Al-Jahiz, ce penseur visionnaire de l’ère abbasside, a légué à la postérité un héritage intellectuel et littéraire d’une profondeur inégalée. Il abordait l’amour et le désir avec une audace et une clarté exceptionnelles, insistant sur les aspects sensuels des relations illicites entre hommes et femmes. Dans sa société, où la présence des concubines coexistait avec le mariage, les sentiments et les désirs se mêlaient, offrant à Al-Jahiz une toile riche pour décrypter la psyché de l’homme marié. Ce tableau qu’il a peint, bien que façonné dans un autre temps, résonne encore étrangement avec nos réalités contemporaines. Là où Al-Jahiz percevait le mariage comme une source de conflits, de frustrations et de déviances, son analyse, pertinente alors, l’est tout autant à l’ère du numérique, où les rapports humains sont souvent simplifiés à l’extrême sur TikTok et Messenger.
Loin de fuir les discussions sur la sexualité masculine après le mariage, Al-Jahiz s’étendait longuement sur les transformations qui s’opèrent dans la relation conjugale, que ce soit dans ses missives ou dans ses œuvres majeures telles que Le Livre des Animaux. En comparant ses observations à celles de contemporains comme Abu al-Faraj al-Isfahani dans Les Chants, ou Ibn Qutaybah dans Les Yeux des Nouvelles, on remarque qu’Al-Jahiz se distingue par sa capacité à saisir avec justesse les mutations de l’amour après le mariage. Dans une sincérité parfois brutale, il affirmait que « les concubines sont souvent plus prisées des hommes que leurs épouses légitimes ». Il pointe ainsi du doigt la désillusion de la femme mariée, qui, après avoir pris place sur ce « fauteuil de la stabilité », pourrait se retrouver piégée dans une institution qui ne comble pas toujours ses rêves de bonheur.

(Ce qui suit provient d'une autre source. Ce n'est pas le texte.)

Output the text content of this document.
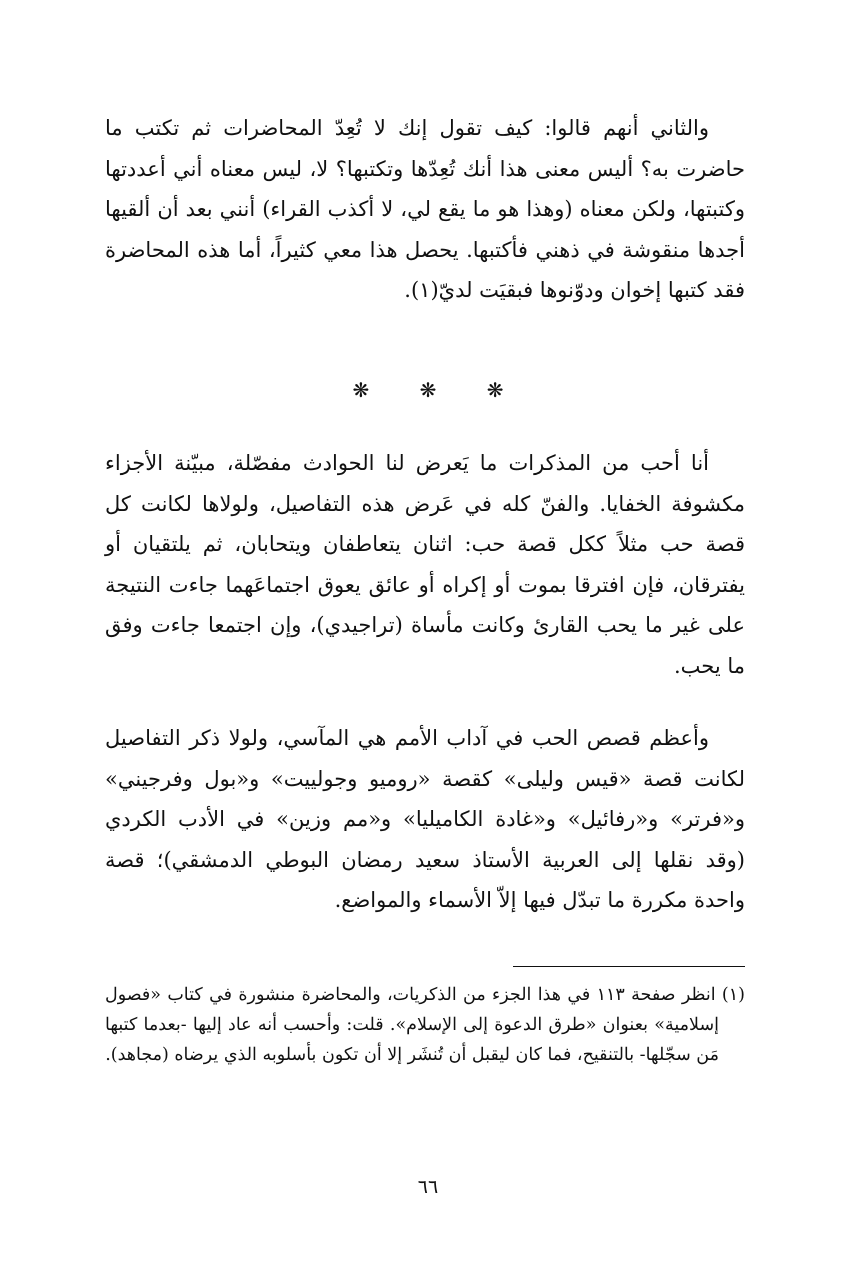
والثاني أنهم قالوا: كيف تقول إنك لا تُعِدّ المحاضرات ثم تكتب ما حاضرت به؟ أليس معنى هذا أنك تُعِدّها وتكتبها؟ لا، ليس معناه أني أعددتها وكتبتها، ولكن معناه (وهذا هو ما يقع لي، لا أكذب القراء) أنني بعد أن ألقيها أجدها منقوشة في ذهني فأكتبها. يحصل هذا معي كثيراً، أما هذه المحاضرة فقد كتبها إخوان ودوّنوها فبقيَت لديّ(١).

❋ ❋ ❋

أنا أحب من المذكرات ما يَعرض لنا الحوادث مفصّلة، مبيّنة الأجزاء مكشوفة الخفايا. والفنّ كله في عَرض هذه التفاصيل، ولولاها لكانت كل قصة حب مثلاً ككل قصة حب: اثنان يتعاطفان ويتحابان، ثم يلتقيان أو يفترقان، فإن افترقا بموت أو إكراه أو عائق يعوق اجتماعَهما جاءت النتيجة على غير ما يحب القارئ وكانت مأساة (تراجيدي)، وإن اجتمعا جاءت وفق ما يحب.

وأعظم قصص الحب في آداب الأمم هي المآسي، ولولا ذكر التفاصيل لكانت قصة «قيس وليلى» كقصة «روميو وجولييت» و«بول وفرجيني» و«فرتر» و«رفائيل» و«غادة الكاميليا» و«مم وزين» في الأدب الكردي (وقد نقلها إلى العربية الأستاذ سعيد رمضان البوطي الدمشقي)؛ قصة واحدة مكررة ما تبدّل فيها إلاّ الأسماء والمواضع.

(١) انظر صفحة ١١٣ في هذا الجزء من الذكريات، والمحاضرة منشورة في كتاب «فصول إسلامية» بعنوان «طرق الدعوة إلى الإسلام». قلت: وأحسب أنه عاد إليها -بعدما كتبها مَن سجّلها- بالتنقيح، فما كان ليقبل أن تُنشَر إلا أن تكون بأسلوبه الذي يرضاه (مجاهد).

٦٦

Cette critique acerbe d’Al-Jahiz à l’égard du mariage nous conduit à nous interroger: le mariage engendre-t-il une forme de monotonie, d’ennui latent ? En vient-il à éteindre la flamme de l’amour, autrefois ardente avant l’installation sur ce fauteuil ? L’amour, souvent, se transforme en une lutte silencieuse après l’union. Les partenaires se confrontent alors à des défis dépassant les simples sentiments, englobant les tracas du quotidien. La relation devient un champ de bataille, non plus physique, mais psychologique et émotionnel. Al-Jahiz a su exposer ce changement insidieux ; et à l’heure où nous nous préparons à entrer en scène pour jouer le rituel sacré du mariage, nombre de femmes semblent destinées à brûler sous les feux des désirs inassouvis de leurs époux, faisant des guerres intimes l’ultime acte de ce drame.

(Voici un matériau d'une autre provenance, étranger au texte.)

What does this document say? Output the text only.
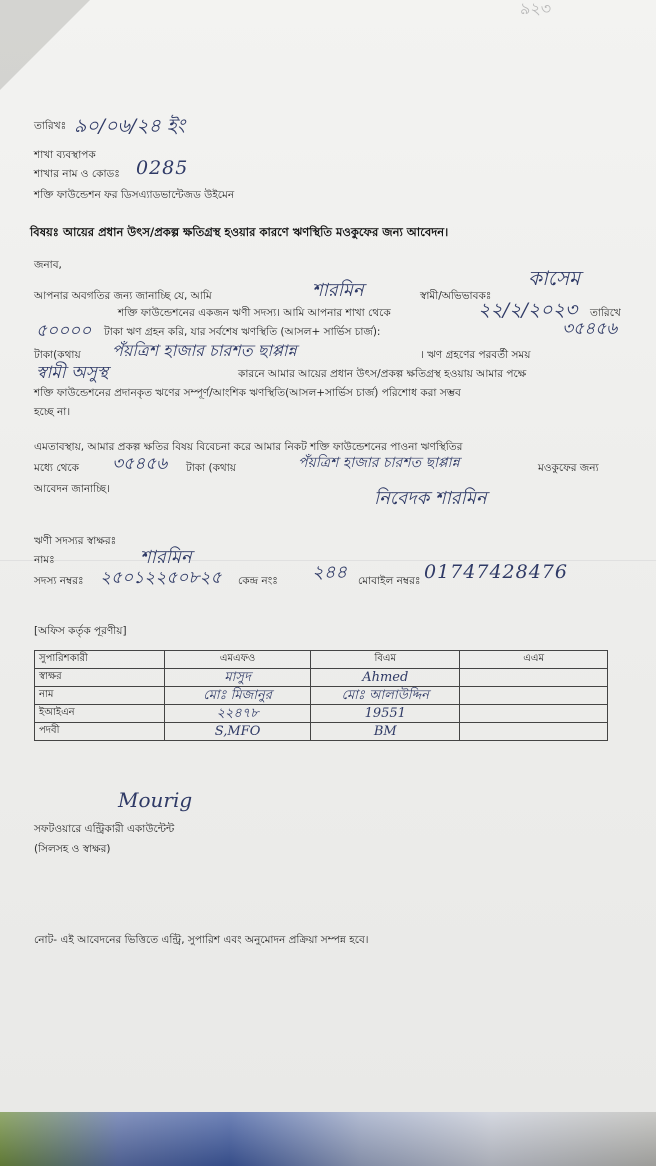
৯২৩
তারিখঃ ৯০/০৬/২৪ ইং
শাখা ব্যবস্থাপক
শাখার নাম ও কোডঃ 0285
শক্তি ফাউন্ডেশন ফর ডিসএ্যাডভান্টেজড উইমেন
বিষয়ঃ আয়ের প্রধান উৎস/প্রকল্প ক্ষতিগ্রস্থ হওয়ার কারণে ঋণস্থিতি মওকুফের জন্য আবেদন।
জনাব,
আপনার অবগতির জন্য জানাচ্ছি যে, আমি	শারমিন	স্বামী/অভিভাবকঃ
কাসেম
শক্তি ফাউন্ডেশনের একজন ঋণী সদস্য। আমি আপনার শাখা থেকে	২২/২/২০২৩ তারিখে
৫০০০০ টাকা ঋণ গ্রহন করি, যার সর্বশেষ ঋণস্থিতি (আসল+ সার্ভিস চার্জ):	৩৫৪৫৬
টাকা(কথায় পঁয়ত্রিশ হাজার চারশত ছাপ্পান্ন	। ঋণ গ্রহণের পরবর্তী সময়
স্বামী অসুস্থ	কারনে আমার আয়ের প্রধান উৎস/প্রকল্প ক্ষতিগ্রস্থ হওয়ায় আমার পক্ষে
শক্তি ফাউন্ডেশনের প্রদানকৃত ঋণের সম্পূর্ণ/আংশিক ঋণস্থিতি(আসল+সার্ভিস চার্জ) পরিশোধ করা সম্ভব
হচ্ছে না।
এমতাবস্থায়, আমার প্রকল্প ক্ষতির বিষয় বিবেচনা করে আমার নিকট শক্তি ফাউন্ডেশনের পাওনা ঋণস্থিতির
মধ্যে থেকে ৩৫৪৫৬ টাকা (কথায়	পঁয়ত্রিশ হাজার চারশত ছাপ্পান্ন	মওকুফের জন্য
আবেদন জানাচ্ছি।	নিবেদক শারমিন
ঋণী সদস্যর স্বাক্ষরঃ
নামঃ	শারমিন
সদস্য নম্বরঃ ২৫০১২২৫০৮২৫ কেন্দ্র নংঃ ২৪৪ মোবাইল নম্বরঃ 01747428476
[অফিস কর্তৃক পূরণীয়]
সুপারিশকারী	এমএফও	বিএম	এএম
স্বাক্ষর	মাসুদ	Ahmed	

নাম	মোঃ মিজানুর	মোঃ আলাউদ্দিন	

ইআইএন	২২৪৭৮	19551	

পদবী	S,MFO	BM	

Mourig
সফটওয়ারে এন্ট্রিকারী একাউন্টেন্ট
(সিলসহ ও স্বাক্ষর)
নোট- এই আবেদনের ভিত্তিতে এন্ট্রি, সুপারিশ এবং অনুমোদন প্রক্রিয়া সম্পন্ন হবে।
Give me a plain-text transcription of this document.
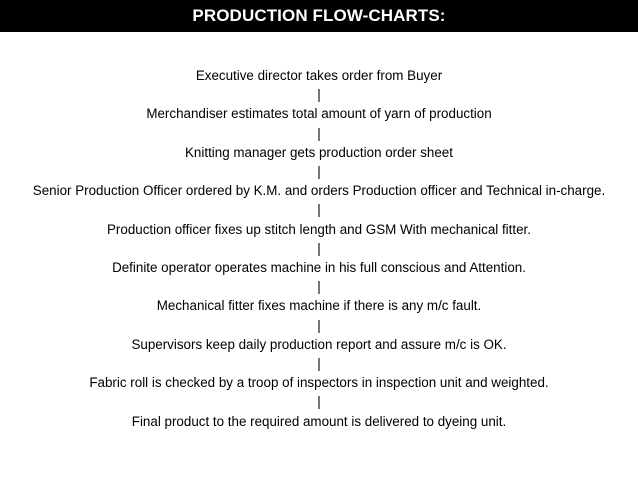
PRODUCTION FLOW-CHARTS:
Executive director takes order from Buyer
|
Merchandiser estimates total amount of yarn of production
|
Knitting manager gets production order sheet
|
Senior Production Officer ordered by K.M. and orders Production officer and Technical in-charge.
|
Production officer fixes up stitch length and GSM With mechanical fitter.
|
Definite operator operates machine in his full conscious and Attention.
|
Mechanical fitter fixes machine if there is any m/c fault.
|
Supervisors keep daily production report and assure m/c is OK.
|
Fabric roll is checked by a troop of inspectors in inspection unit and weighted.
|
Final product to the required amount is delivered to dyeing unit.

Pourquoi alors quitter les cieux éthérés pour se poser sur ce « fauteuil de la stabilité », légitimant ainsi une institution qui peut parfois tuer la rosée qui nourrissait la plante de l’amour ? Ne devrions-nous pas plutôt anticiper les défauts et les conflits inévitables ? Ou bien s’agit-il d’un passage nécessaire pour former ce trinôme sacré (le père, la mère et les enfants) que nous dictent la foi et la loi ?
Une question plus profonde se dessine alors: comment l’amour, avec toute sa passion et son mystère, peut-il devenir, après le mariage, un fardeau pour le cœur et l’esprit ? Est-ce le mariage qui étouffe l’amour, ou l’amour lui-même, avec toutes ses contradictions, est-il incapable de s’ajuster à la réalité ?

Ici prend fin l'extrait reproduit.